Ele sofria de crise de ansiedade. Ela sofria de crise de depressão. Ele tinha transtorno obsessivo-compulsivo. Ela tinha transtorno afetivo sazonal. Ele, delírio persecutório. Ela, ablutomania.
Cada um no aconchego neurótico de seu lar, tomavam regularmente medicamentos para controlar suas manias, suas fobias e suas arritmias. Com suas diferentes posologias e patologias, procuravam o bem-estar por meio de drágeas e de cápsulas. O que conta, acima de tudo, é o perfeito encaixe à sociedade, da maneira mais equilibrada e sedada possível.
Calmantes. Tranquilizantes. Corticosteroides. Anti-inflamatórios. Antidepressivos. Ansiolíticos. Antiagregantes plaquetários. Anti-hipertensivos. Antiespasmódicos. Procinéticos. Cefalosporinas. Cardiotônicos digitálicos.
Soluções aquosas. Soluções químicas. Soluções salinas. Soluções diluídas. Soluções fracionadas. Soluções para seus problemas ácidos e nada básicos.
Até que, em vez de tomar comprimidos, um dia ele e ela resolveram tomar uma atitude. E pensaram fora da bula. Mudaram a titulação de suas dosagens diárias de felicidade. Estava claro como a caligrafia médica que a extirpação de suas angústias e o gozo máximo de suas vidas não eram vendidos em caixas ou blisters.

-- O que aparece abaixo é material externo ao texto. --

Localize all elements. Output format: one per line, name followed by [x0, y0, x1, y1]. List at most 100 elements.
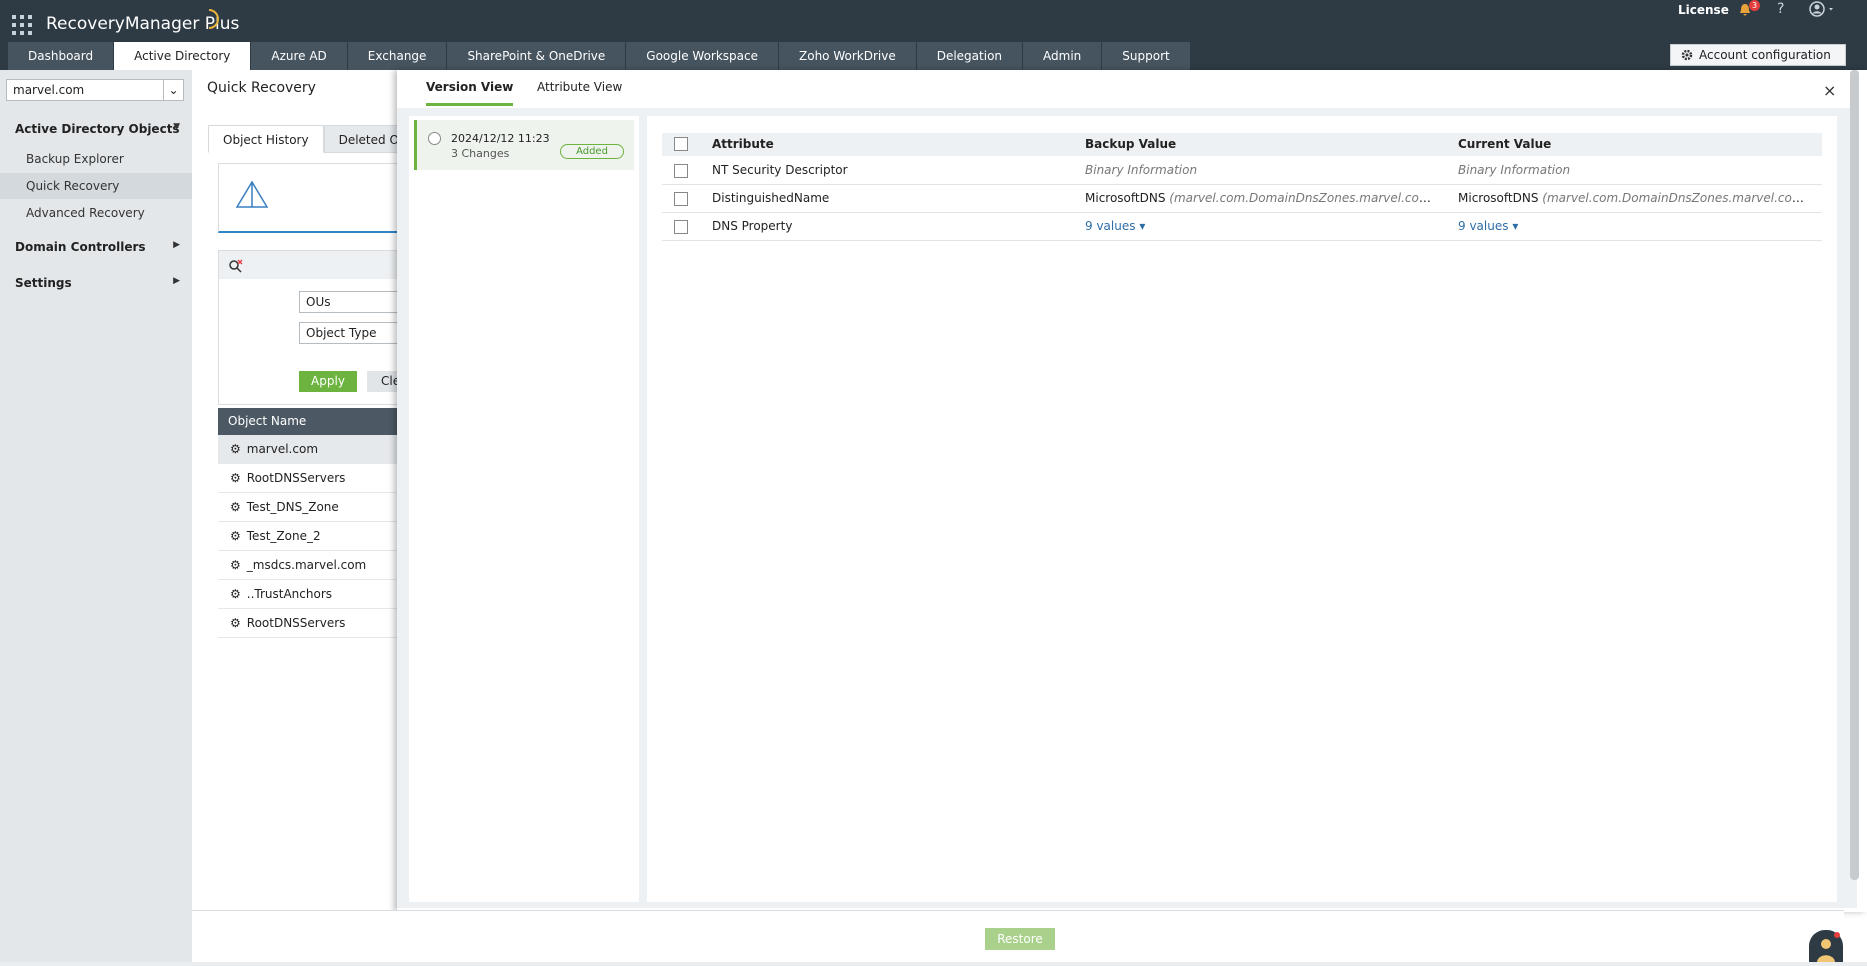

Essa vontade incontida de transformar seus mundos dopados foi maior que os frascos. Ele abandonou suas amitriptilinas. Ela, seus benzodiazepínicos. E passaram a acreditar mais no efeito placebo do amor-próprio. A melhor endorfina do universo.
Encontraram-se pelo acaso que as ciências biológicas não dão conta de explicar. Estavam, tanto ele quanto ela, mais reluzentes e menos anestesiados. E foi justamente por isso que um trouxe a energia aminoácida do outro. A paixão veio sem marcar consulta.
Passaram a sentir mútuos e sincronizados batimentos taquicárdicos, tremulações musculares e ruborizações epidérmicas, mas isso não era distúrbio nenhum. Instantes depois trocaram salivas e trocaram whatsapps. Meses depois, trocaram alianças. E, na doença e na doença, viveram felizes para sempre, até que a morte os prescreva.